If the Bank does announce a further interest rate rise on Thursday 3 November, it would be the eighth in a row.
Financial markets are currently expecting rates to hit 5.8% by April next year, up from 2.25% currently.
Saw an article yesterday stating that letters of no confidence in her had already started to arrive on 1922’s doorstep. Wonder how this might affect things if the numbers increase?

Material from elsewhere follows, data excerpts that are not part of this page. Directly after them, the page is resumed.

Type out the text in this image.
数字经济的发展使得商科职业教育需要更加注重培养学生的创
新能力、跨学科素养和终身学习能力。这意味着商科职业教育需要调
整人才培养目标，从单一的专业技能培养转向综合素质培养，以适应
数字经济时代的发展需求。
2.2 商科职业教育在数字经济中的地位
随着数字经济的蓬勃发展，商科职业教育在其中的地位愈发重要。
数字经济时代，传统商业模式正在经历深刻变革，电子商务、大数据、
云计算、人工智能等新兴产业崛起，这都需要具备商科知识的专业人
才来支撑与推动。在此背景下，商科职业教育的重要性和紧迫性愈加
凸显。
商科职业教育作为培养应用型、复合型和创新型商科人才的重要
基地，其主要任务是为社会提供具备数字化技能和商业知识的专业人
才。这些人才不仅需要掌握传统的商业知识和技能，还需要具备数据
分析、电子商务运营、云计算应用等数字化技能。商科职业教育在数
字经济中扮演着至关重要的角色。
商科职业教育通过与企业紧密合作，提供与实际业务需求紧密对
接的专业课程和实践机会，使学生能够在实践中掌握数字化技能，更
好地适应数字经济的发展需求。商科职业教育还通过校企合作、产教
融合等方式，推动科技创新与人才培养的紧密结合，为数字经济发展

And I read that there’s a theory that this tax cutting policy is actually about “starve the beast” (American term of course). The notion is that if you reduce tax takings then the government gets to later turn around and state “we are broke, we just can’t afford the public sector as it is, we need to really, really cut it back”. So theory is that Truss & Kwarteng are aiming for ‘small state’ government and using lack of tax revenue plus high borrowing costs as the necessary reason for these (sure to be very dramatic) cuts.
This all makes sense as without this theory none of it makes any sense.
Maybe it’s a way to lower the costs of housing?
Particularly in the London bubble ?
Force housing prices to collapse (as they will never come down otherwise) ?
Thus making everybody richer !
Just musing!
Why is it that I get the feeling that every government for the last fifty years, contrary to popular belief, are doing everything in their power to destroy the UK and the British way of life?
That’s always been their ambition. It seems that they missed a large part of economic theory in their modelling. It’s a complete shambles. I assume HS2 will now be cancelled?